White fronted bee-eaters (Merops bullockoides) live in extended family clans that aggregate to roost and nest in large colonies. Members of a given clan also share a common foraging territory, spatially segregated from the colony, to which they commute daily. The size of this foraging territory is positively related to clan size.
Clan foraging territories are divided into a number of loosely overlapping foraging home ranges (FHRs), each occupied by an individual or mated pair of birds. Bee-eaters feed solitarily, flycatching to snap up large insects from widely dispersed perches. Each bird tolerates intrusion on its FHR by various members of its own clan, but aggressively excludes individuals belonging to other clans. Birds defend only their own FHR; however, because of the high amount of FHR overlap, the result is a loose form of group defense of the larger clan feeding area. For this reason we refer to the system as one of clan foraging territories.
Birds occupying clan foraging territories located more than 1.5 to 2 km from a colony temporarily abandoned them while feeding nestlings. At such times, these birds provisioned their young by foraging near the colony. Birds that abandoned territories foraged less efficiently, provisioned nestlings at a lower rate, and had lower breeding success than did birds that continued use of their foraging territories. A model is developed relating territory abandonment to the energetics of central place foraging.

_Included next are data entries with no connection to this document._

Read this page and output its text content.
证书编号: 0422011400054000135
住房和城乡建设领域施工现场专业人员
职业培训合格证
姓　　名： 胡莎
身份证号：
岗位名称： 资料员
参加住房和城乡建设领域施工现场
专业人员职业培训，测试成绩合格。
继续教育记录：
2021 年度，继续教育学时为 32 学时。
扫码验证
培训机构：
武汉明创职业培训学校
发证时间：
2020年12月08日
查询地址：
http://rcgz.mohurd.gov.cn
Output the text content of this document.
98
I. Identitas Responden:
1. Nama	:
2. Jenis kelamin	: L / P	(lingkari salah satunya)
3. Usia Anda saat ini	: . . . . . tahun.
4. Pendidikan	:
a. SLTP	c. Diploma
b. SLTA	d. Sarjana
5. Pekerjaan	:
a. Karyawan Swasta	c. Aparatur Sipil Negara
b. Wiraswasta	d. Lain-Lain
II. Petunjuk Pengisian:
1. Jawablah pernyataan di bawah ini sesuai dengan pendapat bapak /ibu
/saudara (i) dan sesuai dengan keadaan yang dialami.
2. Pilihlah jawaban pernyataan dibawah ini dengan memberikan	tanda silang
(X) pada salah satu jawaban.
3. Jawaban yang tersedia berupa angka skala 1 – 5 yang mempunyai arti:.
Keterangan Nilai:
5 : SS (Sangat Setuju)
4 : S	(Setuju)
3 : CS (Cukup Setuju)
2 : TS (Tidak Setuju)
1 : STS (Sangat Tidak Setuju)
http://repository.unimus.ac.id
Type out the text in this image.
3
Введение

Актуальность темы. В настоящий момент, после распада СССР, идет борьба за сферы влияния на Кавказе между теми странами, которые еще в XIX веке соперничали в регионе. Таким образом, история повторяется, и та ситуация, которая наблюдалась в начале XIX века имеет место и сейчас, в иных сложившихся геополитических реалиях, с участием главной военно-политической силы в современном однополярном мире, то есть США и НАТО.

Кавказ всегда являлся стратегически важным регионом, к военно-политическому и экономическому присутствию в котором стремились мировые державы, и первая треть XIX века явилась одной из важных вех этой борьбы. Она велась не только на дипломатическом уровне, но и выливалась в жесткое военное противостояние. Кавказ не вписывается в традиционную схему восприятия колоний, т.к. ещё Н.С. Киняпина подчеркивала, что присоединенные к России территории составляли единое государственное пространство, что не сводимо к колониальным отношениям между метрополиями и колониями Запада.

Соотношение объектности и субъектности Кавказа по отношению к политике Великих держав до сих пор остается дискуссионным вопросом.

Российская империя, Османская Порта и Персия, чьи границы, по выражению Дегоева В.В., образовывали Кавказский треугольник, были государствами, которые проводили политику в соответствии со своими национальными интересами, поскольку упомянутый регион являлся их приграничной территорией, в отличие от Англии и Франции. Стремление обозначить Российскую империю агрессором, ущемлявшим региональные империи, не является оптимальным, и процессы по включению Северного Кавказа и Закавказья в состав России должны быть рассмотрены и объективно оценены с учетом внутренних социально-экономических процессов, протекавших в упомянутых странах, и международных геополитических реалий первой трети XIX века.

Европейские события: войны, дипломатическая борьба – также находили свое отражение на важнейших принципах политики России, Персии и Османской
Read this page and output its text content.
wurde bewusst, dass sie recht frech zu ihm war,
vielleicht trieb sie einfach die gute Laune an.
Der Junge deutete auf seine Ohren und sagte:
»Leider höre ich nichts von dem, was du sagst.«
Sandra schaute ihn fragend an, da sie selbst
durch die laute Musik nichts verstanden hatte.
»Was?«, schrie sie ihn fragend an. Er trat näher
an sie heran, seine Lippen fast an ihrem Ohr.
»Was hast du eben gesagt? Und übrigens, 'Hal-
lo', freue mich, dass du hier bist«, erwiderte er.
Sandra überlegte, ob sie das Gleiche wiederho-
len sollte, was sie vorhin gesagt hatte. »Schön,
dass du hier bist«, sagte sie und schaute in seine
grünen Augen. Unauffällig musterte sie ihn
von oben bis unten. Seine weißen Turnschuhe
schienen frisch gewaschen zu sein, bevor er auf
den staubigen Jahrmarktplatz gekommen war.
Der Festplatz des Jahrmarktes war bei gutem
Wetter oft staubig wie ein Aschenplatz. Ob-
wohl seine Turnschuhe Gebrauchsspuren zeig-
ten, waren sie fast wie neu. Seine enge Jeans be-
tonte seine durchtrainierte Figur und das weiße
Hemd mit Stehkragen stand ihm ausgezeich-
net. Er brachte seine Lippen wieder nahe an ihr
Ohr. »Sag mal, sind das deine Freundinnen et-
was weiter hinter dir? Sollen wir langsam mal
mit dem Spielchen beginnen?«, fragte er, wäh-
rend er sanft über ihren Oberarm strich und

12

Bee-eaters typically shift colony locations between successive breeding seasons. Foraging territory locations, in contrast, remain largely stable, resulting in large and unpredictable changes in the quality of any given foraging territory across years (quality being defined as distance from the currently active nesting colony).
When a pair bond forms in bee-eaters, one member typically remains in its natal clan while the other moves into the clan of its partner. At this time, the new pair also establishes its own FHR, generally located within or on the periphery of the clan foraging territory of the natal member. The result of this settlement pattern is that white fronted bee-eaters live their lives spatially surrounded by members of their natal or their matrimonial clan. This, in turn, increases the likelihood of both mutualistic and nepotistic interactions among clan members. Such benefits include shared territory defense, enhanced security against predation, and maintenance of close social bonds with potential helpers.
We hypothesize that the adaptive value of clan foraging territories lies in long-term familiarity with a foraging area. Such familiarity was demonstrated to lead to improved foraging efficiency and hypothesized to provide both increased security from predation and a more accurate means of monitoring temporal changes in environmental quality.
The system of clan foraging territories found in white fronted bee-eaters differs from the all-purpose group territories of most other cooperative breeders studied to date in two important ways. First, foraging territories were not limiting in the sense of restricting dispersal and “forcing” offspring to remain with their natal clans. Unoccupied areas of seemingly suitable habitat were present throughout the study area at all times. Birds also showed no tendency to expand their boundaries or move into areas vacated when neighboring clans decreased in size or died off. Second, breeding status and foraging territory ownership are not linked in Merops bullockoides. All pairs defended foraging areas, yet only about 3/4 of them bred in any given year. This percentage did not differ significantly between pairs occupying high quality foraging territories (located near the active nesting colony) and pairs forced to abandon low quality foraging territories located more distantly. We conclude that foraging territories are not a critical ecological constraining factor for white fronted bee-eaters in Kenya.